If HP Lovecraft had joined Extinction Rebellion, this is the kind of idea he might have come up with: a cautionary horror story about fracking, which disguises itself as a 70s ensemble drama before erupting into something altogether ickier. While Terrence Malick loved filming American cornfields at the hallowed “magic hour”, this awkward hybrid prefers loitering at what you might call “morbid hour”, with Korean cinematographer Eun-ah Lee bathing everything in sallow, deathly light. The blight beneath everyone’s feet is creeping into their hearts.
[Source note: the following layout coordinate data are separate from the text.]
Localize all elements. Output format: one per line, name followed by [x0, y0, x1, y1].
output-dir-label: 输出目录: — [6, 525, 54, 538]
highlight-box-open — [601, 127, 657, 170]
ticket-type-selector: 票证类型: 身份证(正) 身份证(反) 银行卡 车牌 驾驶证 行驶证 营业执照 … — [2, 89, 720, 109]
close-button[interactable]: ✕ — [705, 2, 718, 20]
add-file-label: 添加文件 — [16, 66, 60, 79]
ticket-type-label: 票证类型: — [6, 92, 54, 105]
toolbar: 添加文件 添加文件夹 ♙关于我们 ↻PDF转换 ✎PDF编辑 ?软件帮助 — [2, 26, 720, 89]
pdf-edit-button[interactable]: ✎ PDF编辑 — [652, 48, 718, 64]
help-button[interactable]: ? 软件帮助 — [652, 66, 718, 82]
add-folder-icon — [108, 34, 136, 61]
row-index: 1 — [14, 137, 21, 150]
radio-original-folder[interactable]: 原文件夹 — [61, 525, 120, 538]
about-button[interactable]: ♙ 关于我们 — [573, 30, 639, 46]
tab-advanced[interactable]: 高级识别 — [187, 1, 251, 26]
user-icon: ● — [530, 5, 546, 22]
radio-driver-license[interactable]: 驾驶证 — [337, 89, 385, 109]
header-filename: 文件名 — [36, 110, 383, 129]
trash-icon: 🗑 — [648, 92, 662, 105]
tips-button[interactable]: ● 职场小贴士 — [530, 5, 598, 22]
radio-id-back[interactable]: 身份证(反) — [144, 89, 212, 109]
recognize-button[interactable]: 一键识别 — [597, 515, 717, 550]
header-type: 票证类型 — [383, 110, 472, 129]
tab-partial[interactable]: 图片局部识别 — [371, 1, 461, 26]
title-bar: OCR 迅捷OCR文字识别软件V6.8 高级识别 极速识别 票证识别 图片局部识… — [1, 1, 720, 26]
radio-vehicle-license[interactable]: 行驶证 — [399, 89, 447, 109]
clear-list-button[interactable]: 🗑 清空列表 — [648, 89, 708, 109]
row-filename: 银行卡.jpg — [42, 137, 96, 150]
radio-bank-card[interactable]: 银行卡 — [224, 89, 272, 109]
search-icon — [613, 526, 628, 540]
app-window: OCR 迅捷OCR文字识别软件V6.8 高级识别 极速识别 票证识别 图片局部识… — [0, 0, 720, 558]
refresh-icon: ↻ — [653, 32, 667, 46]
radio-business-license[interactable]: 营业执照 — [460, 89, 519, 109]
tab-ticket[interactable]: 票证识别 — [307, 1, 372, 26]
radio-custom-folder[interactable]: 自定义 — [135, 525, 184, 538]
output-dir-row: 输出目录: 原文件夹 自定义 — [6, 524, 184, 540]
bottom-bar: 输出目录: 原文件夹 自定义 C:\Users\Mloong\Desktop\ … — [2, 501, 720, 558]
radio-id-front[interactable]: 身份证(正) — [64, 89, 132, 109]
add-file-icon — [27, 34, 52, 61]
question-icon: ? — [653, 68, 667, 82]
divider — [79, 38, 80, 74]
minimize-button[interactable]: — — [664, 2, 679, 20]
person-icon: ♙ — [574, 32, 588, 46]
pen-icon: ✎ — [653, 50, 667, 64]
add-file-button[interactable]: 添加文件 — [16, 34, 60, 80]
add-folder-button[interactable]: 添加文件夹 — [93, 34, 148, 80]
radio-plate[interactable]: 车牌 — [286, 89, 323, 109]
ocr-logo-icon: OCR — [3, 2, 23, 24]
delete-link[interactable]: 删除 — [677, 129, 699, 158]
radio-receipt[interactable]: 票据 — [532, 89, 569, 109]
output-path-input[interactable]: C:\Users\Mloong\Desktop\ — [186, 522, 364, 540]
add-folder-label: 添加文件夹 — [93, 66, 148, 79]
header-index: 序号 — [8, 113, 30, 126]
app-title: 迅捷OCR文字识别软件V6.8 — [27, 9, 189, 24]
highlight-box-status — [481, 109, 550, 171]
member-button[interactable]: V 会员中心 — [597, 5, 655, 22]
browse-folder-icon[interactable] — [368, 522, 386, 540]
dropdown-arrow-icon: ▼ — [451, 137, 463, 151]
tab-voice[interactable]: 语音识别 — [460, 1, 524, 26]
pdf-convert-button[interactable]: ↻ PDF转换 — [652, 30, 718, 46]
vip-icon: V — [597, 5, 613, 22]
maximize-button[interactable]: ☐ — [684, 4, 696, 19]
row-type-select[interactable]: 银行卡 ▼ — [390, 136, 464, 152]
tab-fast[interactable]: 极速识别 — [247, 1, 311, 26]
Set in rural Pennsylvania, Unearth is a tale of two houses: the Lomacks and the Dolans. Beer-chugging divorcee dad George Lomack (Marc Blucas) is struggling to provide for his two daughters with a failing auto-mechanic business; dollar signs light up in his eyes when a gas-extraction outfit called Patriot Exploration comes calling with an offer for his land. This is much to the horror of Kathryn Dolan (Adrienne Barbeau, on fearsome form), matriarch of the neighbouring clan, who is fighting to keep her land productive, and whose photographer daughter Christina (Allison McAtee) likes blowing off some steam amid the corncobs with pent-up George.

The film takes considerable care delving into these dynastic undercurrents, complete with a doomy biblical undertow. “If you make a tree good, its fruit will be good. You make a tree bad, its fruit’s gonna be bad,” augurs Kathryn. So makes it all the more jarring when Unearth explodes with little warning into full-on suppurating-wound, tendril-spouting eco horror for the final 20 minutes. No real explanation is apparently deemed necessary of the infection vector at hand: evil fracking.

Directors John C Lyons and Dorota Swies go at the transition with gusto, including a highly disturbing episode featuring a toddler, and a nauseating demise for Barbeau worthy of her former husband, John Carpenter. But completely dropping the diligent previous character work, it becomes a directionless mess, flapping rampages through arable fields. Like the drilling operation, this was a script in sore need of a clean-up operation.

• Unearth is available on digital platforms on 28 June.